Es ist schwer, als junger Künstler an ein bezahlbares Atelier zu kommen. Ich habe nach meinem Abschluss an der Akademie der bildenden Künste voriges Jahr eines ohne Heizung für 200 Euro im Monat gefunden. Das ist eine sehr günstige Variante. Wenn man mehr zahlt, muss man mehr im Brotjob arbeiten, und das geht wiederum auf Kosten der Zeit im Atelier. Ein Teufelskreis. Es ist als junger Künstler sowieso schwer, in den Verkauf zu starten und Sammler zu finden. Wenn man dann mal verkauft, wäre es hilfreich, wenn Freibeträge für Einkünfte höher angesetzt wären. Das Steuersystem ist generell nicht einfach zu durchschauen.

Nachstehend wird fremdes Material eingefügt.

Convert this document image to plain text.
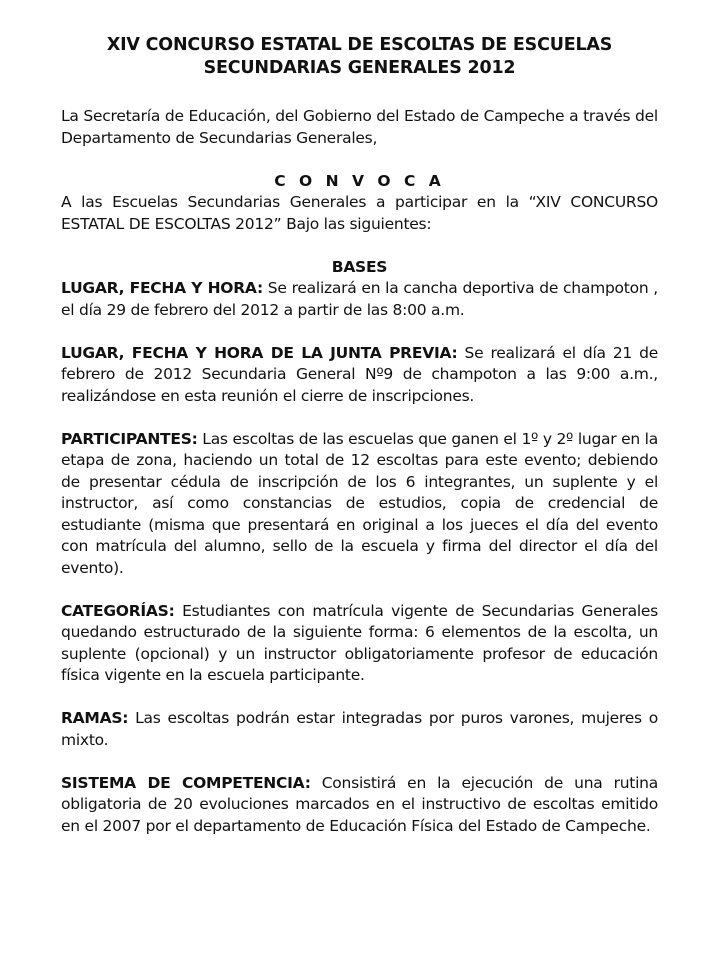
XIV CONCURSO ESTATAL DE ESCOLTAS DE ESCUELAS
SECUNDARIAS GENERALES 2012

La Secretaría de Educación, del Gobierno del Estado de Campeche a través del Departamento de Secundarias Generales,

C O N V O C A

A las Escuelas Secundarias Generales a participar en la “XIV CONCURSO ESTATAL DE ESCOLTAS 2012” Bajo las siguientes:

BASES

LUGAR, FECHA Y HORA: Se realizará en la cancha deportiva de champoton , el día 29 de febrero del 2012 a partir de las 8:00 a.m.

LUGAR, FECHA Y HORA DE LA JUNTA PREVIA: Se realizará el día 21 de febrero de 2012 Secundaria General Nº9 de champoton a las 9:00 a.m., realizándose en esta reunión el cierre de inscripciones.

PARTICIPANTES: Las escoltas de las escuelas que ganen el 1º y 2º lugar en la etapa de zona, haciendo un total de 12 escoltas para este evento; debiendo de presentar cédula de inscripción de los 6 integrantes, un suplente y el instructor, así como constancias de estudios, copia de credencial de estudiante (misma que presentará en original a los jueces el día del evento con matrícula del alumno, sello de la escuela y firma del director el día del evento).

CATEGORÍAS: Estudiantes con matrícula vigente de Secundarias Generales quedando estructurado de la siguiente forma: 6 elementos de la escolta, un suplente (opcional) y un instructor obligatoriamente profesor de educación física vigente en la escuela participante.

RAMAS: Las escoltas podrán estar integradas por puros varones, mujeres o mixto.

SISTEMA DE COMPETENCIA: Consistirá en la ejecución de una rutina obligatoria de 20 evoluciones marcados en el instructivo de escoltas emitido en el 2007 por el departamento de Educación Física del Estado de Campeche.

In letzter Zeit wird bei Bundesförderungen eingespart, bekomme ich bei Bekannten mit. Kunst bewegt sich im gesellschaftspolitischen Bereich, das wird in Wien aber oft weniger wahrgenommen. Christian Murzek (32)

Foto: Lisa Schrötter

"Sexismus erlebt man immer wieder"

Offspaces stellen für junge Künstlerinnen und Künstler eine Bühne dar. Dort wird mit wenigen Mitteln ein vielfältiges Programm kuratiert. Junge Kunst in großen Institutionen sieht man dagegen weniger. Vielleicht ist das zu viel Risiko? Oder nicht lukrativ? Es gibt hierzulande viele Förderungen, aber leider wenige längerfristige. Wünschenswert wäre auch ein Recht auf Honorare. Das System ist prinzipiell patriarchal und kolonial geprägt und arbeitet mit etablierten Parametern, die unter anderem nicht feministisch sind. Sexismus erlebt man als Frau im Wiener Kunstbetrieb immer wieder. Der Grad variiert vom Blick auf den Busen über die Hand am Oberschenkel bis zu Aussagen wie "Du machst nur Frauenthemen". Wer glaubt, dass alles wunderbar läuft, macht sich etwas vor. Nora Jacobs (35) und Veronika Burger (37) bilden mit Nicole Sabella (42) das Projekt "Heathers".